« Nous abrogerons la loi territoriale en 2012 »

Marylise Lebranchu, nouvelle présidente de la Fédération nationale des élus socialistes et républicains (FNESR), juge très sévèrement le projet de loi de réforme des collectivités. L’ancienne garde des Sceaux, conseillère régionale de Bretagne, lève un voile sur le contre-projet territorial du PS annoncé pour début 2011.

Pourquoi êtes-vous aussi opposée à ce projet de loi qui, après tout, ne traite que de réorganisation des pouvoirs locaux ?

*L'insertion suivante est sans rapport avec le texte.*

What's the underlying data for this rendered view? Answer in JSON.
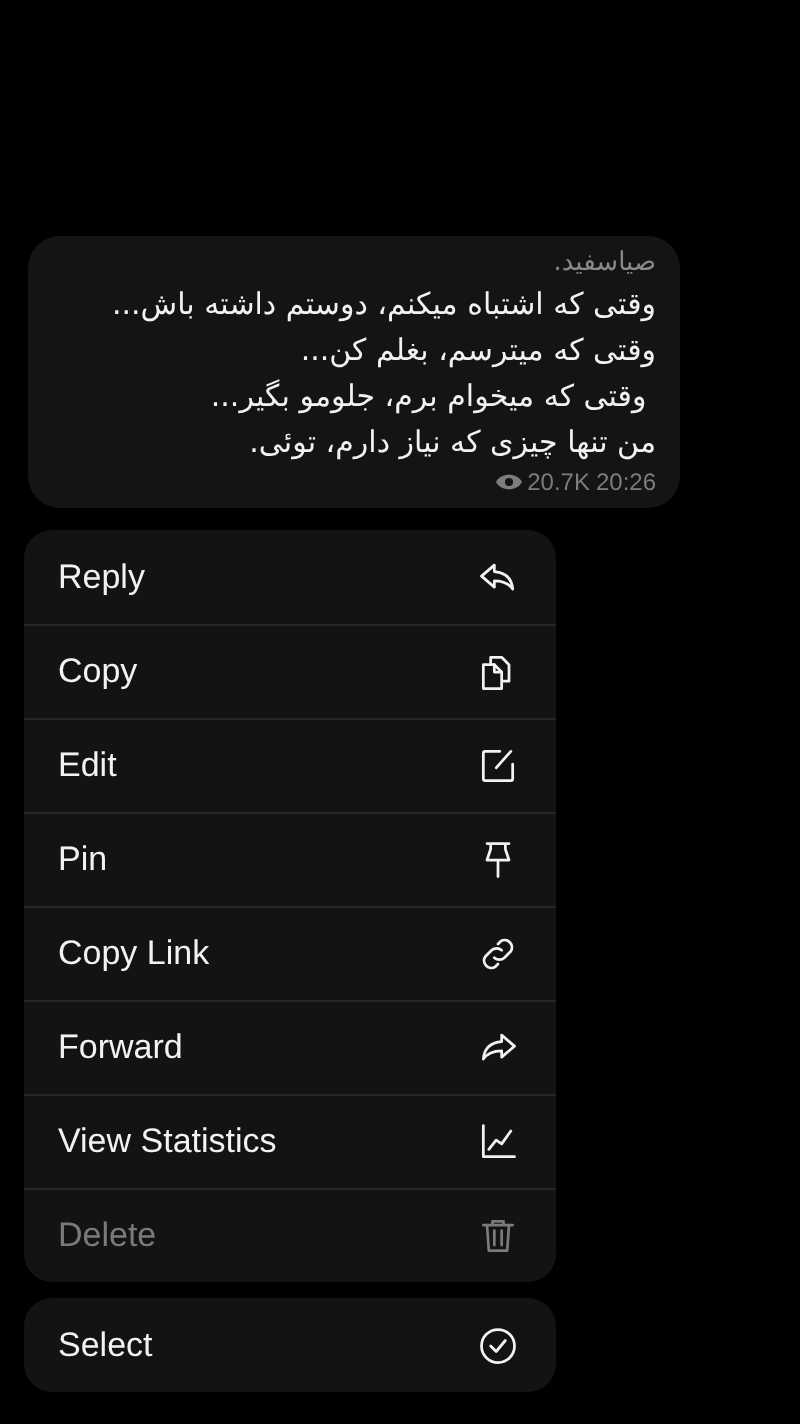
{
  "message": {
    "author": "صیاسفید.",
    "lines": [
      "وقتی که اشتباه میکنم، دوستم داشته باش...",
      "وقتی که میترسم، بغلم کن...",
      " وقتی که میخوام برم، جلومو بگیر...",
      "من تنها چیزی که نیاز دارم، توئی."
    ],
    "views": "20.7K",
    "time": "20:26"
  },
  "menu": {
    "groups": [
      {
        "items": [
          {
            "label": "Reply",
            "kind": "reply",
            "disabled": false
          },
          {
            "label": "Copy",
            "kind": "copy",
            "disabled": false
          },
          {
            "label": "Edit",
            "kind": "edit",
            "disabled": false
          },
          {
            "label": "Pin",
            "kind": "pin",
            "disabled": false
          },
          {
            "label": "Copy Link",
            "kind": "link",
            "disabled": false
          },
          {
            "label": "Forward",
            "kind": "forward",
            "disabled": false
          },
          {
            "label": "View Statistics",
            "kind": "stats",
            "disabled": false
          },
          {
            "label": "Delete",
            "kind": "delete",
            "disabled": true
          }
        ]
      },
      {
        "items": [
          {
            "label": "Select",
            "kind": "select",
            "disabled": false
          }
        ]
      }
    ]
  }
}
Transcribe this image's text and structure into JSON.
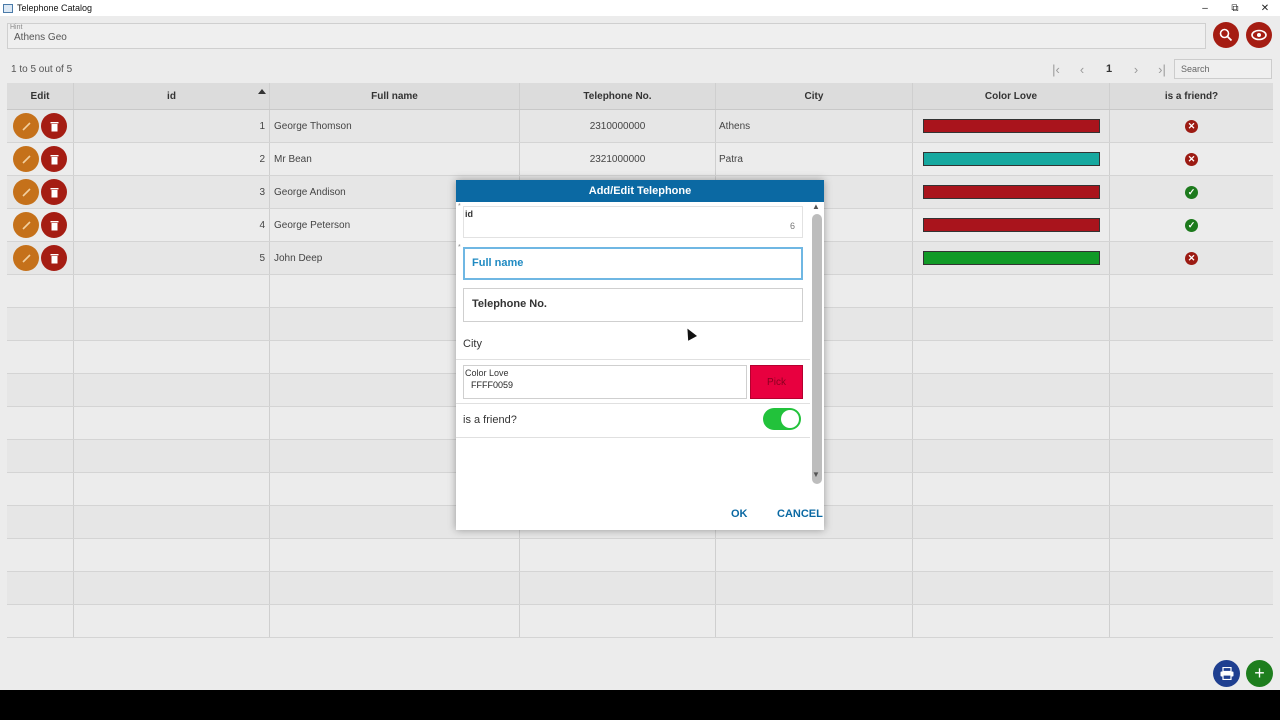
{
  "window": {
    "title": "Telephone Catalog",
    "minimize_icon": "minimize-icon",
    "restore_icon": "restore-icon",
    "close_icon": "close-icon"
  },
  "toolbar": {
    "hint_label": "Hint",
    "hint_value": "Athens Geo",
    "search_icon": "search-icon",
    "eye_icon": "eye-icon"
  },
  "pager": {
    "info": "1 to 5 out of 5",
    "page": "1",
    "search_placeholder": "Search"
  },
  "grid": {
    "columns": [
      "Edit",
      "id",
      "Full name",
      "Telephone No.",
      "City",
      "Color Love",
      "is a friend?"
    ],
    "sorted_column": "id",
    "rows": [
      {
        "id": "1",
        "name": "George Thomson",
        "phone": "2310000000",
        "city": "Athens",
        "color": "#a9141c",
        "friend": false
      },
      {
        "id": "2",
        "name": "Mr Bean",
        "phone": "2321000000",
        "city": "Patra",
        "color": "#16a89f",
        "friend": false
      },
      {
        "id": "3",
        "name": "George Andison",
        "phone": "",
        "city": "",
        "color": "#a9141c",
        "friend": true
      },
      {
        "id": "4",
        "name": "George Peterson",
        "phone": "",
        "city": "",
        "color": "#a9141c",
        "friend": true
      },
      {
        "id": "5",
        "name": "John Deep",
        "phone": "",
        "city": "",
        "color": "#119a27",
        "friend": false
      }
    ]
  },
  "dialog": {
    "title": "Add/Edit Telephone",
    "id_label": "id",
    "id_value": "6",
    "fullname_placeholder": "Full name",
    "phone_placeholder": "Telephone No.",
    "city_label": "City",
    "color_label": "Color Love",
    "color_value": "FFFF0059",
    "pick_label": "Pick",
    "friend_label": "is a friend?",
    "friend_on": true,
    "ok_label": "OK",
    "cancel_label": "CANCEL"
  },
  "colors": {
    "accent": "#0b69a3",
    "danger": "#a51d13",
    "edit": "#c5711a",
    "toggle_on": "#22c23b",
    "pick": "#e8003f"
  }
}
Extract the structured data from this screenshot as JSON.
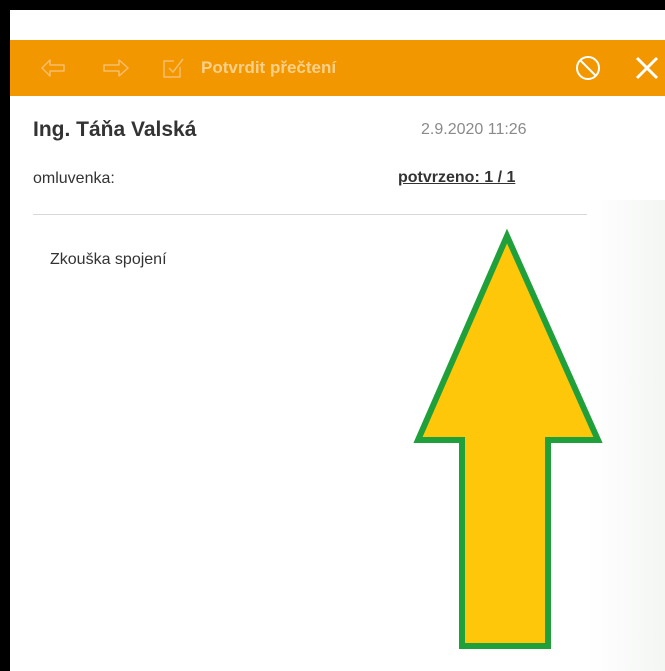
{
  "toolbar": {
    "back_icon": "reply-arrow-icon",
    "forward_icon": "forward-arrow-icon",
    "confirm_icon": "checkbox-icon",
    "confirm_label": "Potvrdit přečtení",
    "block_icon": "block-icon",
    "close_icon": "close-icon",
    "background_color": "#f29700"
  },
  "message": {
    "sender": "Ing. Táňa Valská",
    "date": "2.9.2020 11:26",
    "category": "omluvenka:",
    "confirmed": "potvrzeno: 1 / 1",
    "body": "Zkouška spojení"
  },
  "annotation": {
    "shape": "up-arrow",
    "fill_color": "#ffc709",
    "stroke_color": "#20a03a"
  }
}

La loi territoriale ne peut être séparée de la suppression de la taxe professionnelle. Il s’agit, dans les deux cas, de faire en sorte que les services publics locaux ne puissent plus intervenir. Cette stratégie coïncide avec la crise. Le capitalisme cherche à retrouver des taux de rentabilité annuels à deux chiffres. Le secteur des services n’exige ni gros investissement, ni stock, ni recherche et développement. L’aide aux devoirs, que certaines communes peinent à maintenir, intéresse beaucoup d’entreprises. Le but recherché, c’est également que chacun soit obligé de s’assurer contre la dépendance ou le handicap.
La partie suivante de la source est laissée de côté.